Gudzins


Fernando ganhou o equivalente a um prêmio acumulado da Mega-Sena. Não foi herança, apropriação de patrimônio alheio, furto, roubo ou rendimento de atividade ilegal – uma quantidade de dinheiro inesperada surgiu. E desde então sua realidade, evidentemente, é outra.

Está isolado em uma cobertura, no vigésimo segundo andar de um prédio em um bairro situado a quinze minutos do centro. 

Poderia viajar e escolher outro lugar no mundo para viver, mas gosta da cidade onde nasceu e, até sem oportunidades, sobreviveu.

Morar em um imóvel amplo, com piscina, churrasqueira, piso aquecido, adega, suíte com banheira de hidromassagem, quatro quartos, outras quatro salas e, especialmente, ter dinheiro para saciar, em tese, qualquer desejo é a realização de um sonho que o faz-tudo mal remunerado não cogitava que pudesse vir a se tornar sua realidade. 

Até o mês passado, conseguiu passar dias, manhãs, tardes, noites e madrugadas sem ficar entediado. Comprou esteira e equipamentos para fazer musculação. Usufruía o tempo com canções, filmes, na piscina, na cama, no sofá, dentro dos mais de quatrocentos metros quadrados. Funcionários buscavam bebida, comida e até drogas.        

Teve, inclusive, acesso a catálogos para solicitar o serviço de garotas de programa, geralmente durante as manhãs – elas entravam e saíam do seu apartamento sem levantar suspeita de vizinhos, do porteiro e da síndica, e talvez tenham sido consideradas amigas, grandes amigas do morador recluso.  

Então, no final do mês passado, decidiu caminhar pelo bairro. Fernando tem quase certeza de que a temporada de reclusão foi suficiente para ele ser esquecido. Sequestradores e outros criminosos, incluindo também conhecidos que poderiam pedir dinheiro emprestado, já devem ter outros alvos.   

Após anos dentro do apartamento, Fernando desceu – enfim – pelo elevador, cumprimentou o porteiro e saiu. Quase não reconheceu a cidade, casas antigas foram demolidas, surgiram outros prédios, entre tantas modificações urbanas, mas encontrou uma banca, onde anteriormente comprava jornais.      

Já não há mais diários na cidade.        

Foi a um café, bebeu cerveja de abacate, depois água com gás e ainda comeu profiteroles.       

A experiência de andar pelo bairro deixou Fernando excitado. Conseguiu permanecer no apartamento por dois dias, mas, no terceiro, não resistiu. Caminhou novamente por algumas ruas, bebeu cerveja de abacate em um bar e viu espalhados pela região os – sem outra expressão para nomear – Gudzins.      

Fernando continuou saindo e em todos os percursos percebeu cada vez mais a presença dos Gudzins. Pareciam pessoas e deveriam sentir necessidade de bebida, comida, cerveja de abacate, profiteroles, sexo, descanso, água com gás, evacuação, viagem, acesso à internet e paraísos artificiais.

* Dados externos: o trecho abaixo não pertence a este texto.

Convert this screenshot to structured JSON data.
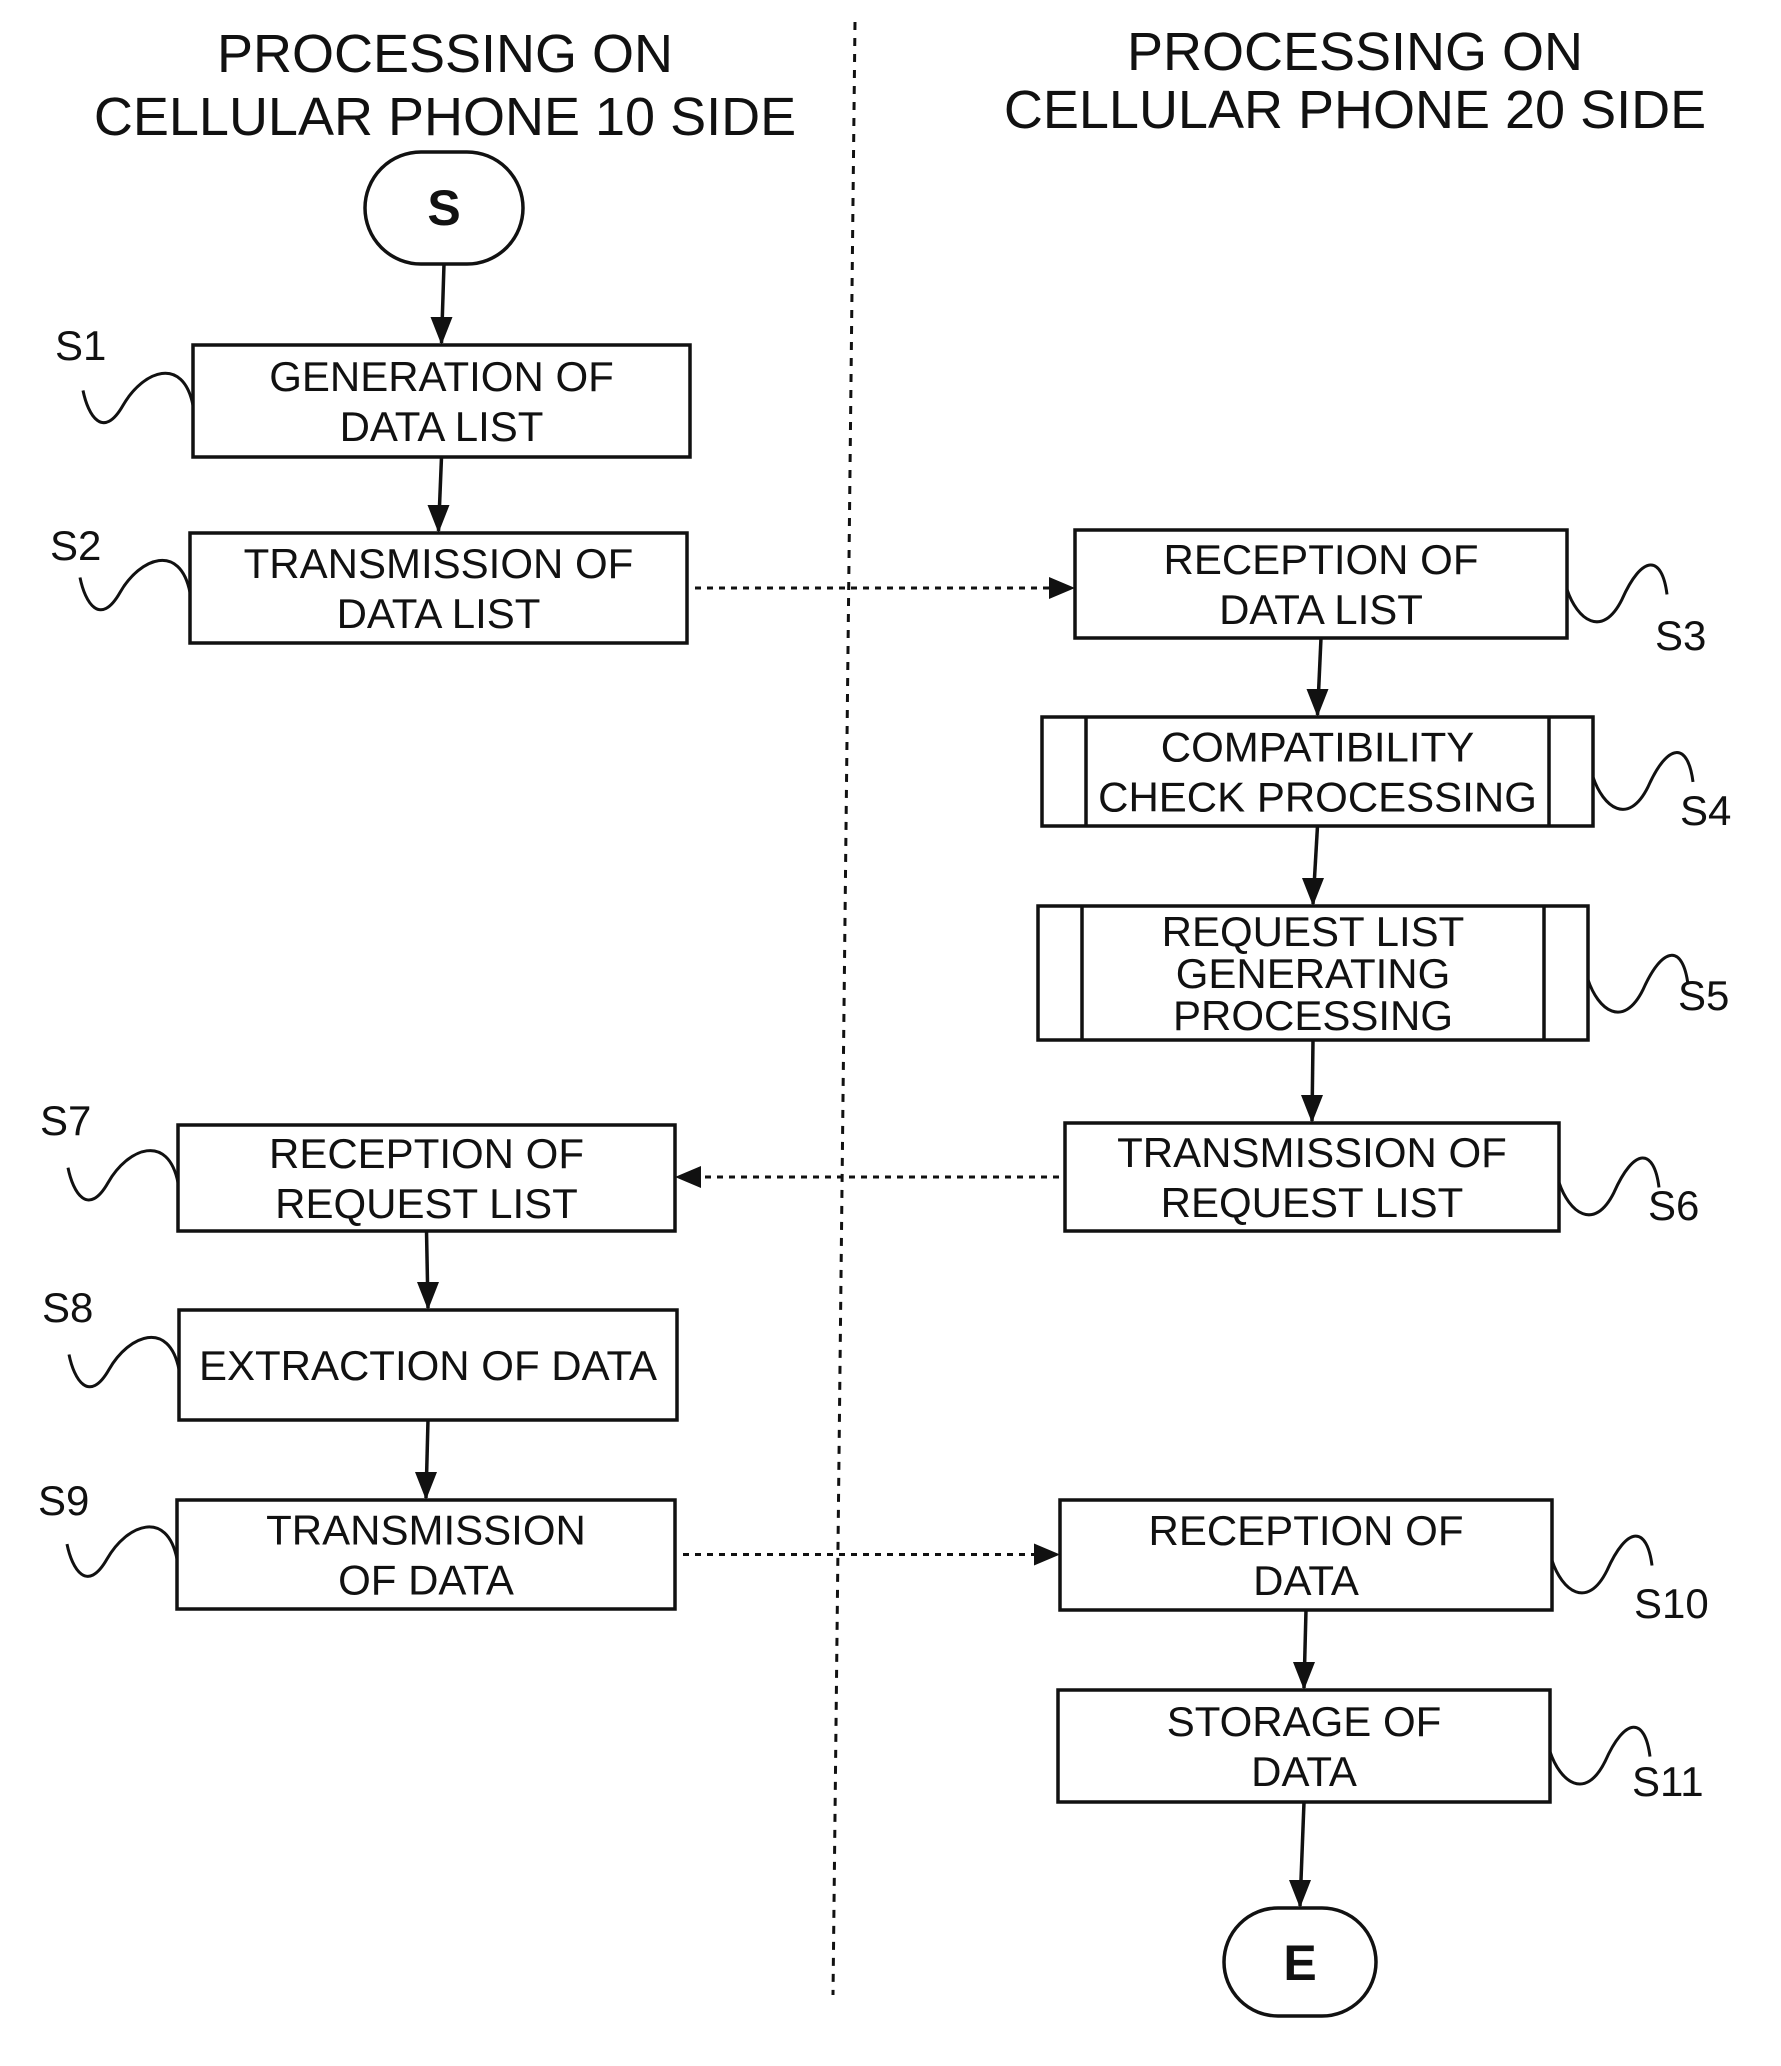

Mas ao invés, por exemplo, de entrar em movimento, os Gudzins permaneciam deitados, sentados ou em pé, parados, paralisados, em frente a lojas fechadas, muros, embaixo de marquises e pontos de ônibus ou nos gramados de parques e praças.  

A presença dos Gudzins fez com que Fernando diminuísse as caminhadas e, ao perceber que eles estavam em todas as ruas, ele desistiu de circular nas vias públicas. Decidiu permanecer apenas dentro de seu apartamento, de onde poderia observar, do vigésimo segundo andar, a cidade.      

Ontem, ao ver na televisão uma campanha solicitando ajuda para homens, mulheres e crianças que passam necessidade em países distantes, fez a transferência de dinheiro online e, em seguida, comeu carne, bebeu vinho e cerveja de abacate, mergulhou na piscina e desfrutou de tudo o que acredita ter direito ali, isolado de quase todos, especialmente dos Gudzins.
        
Meu conto publicado na Revista Ideias de setembro de 2018, com ilustração do Vitor Mann.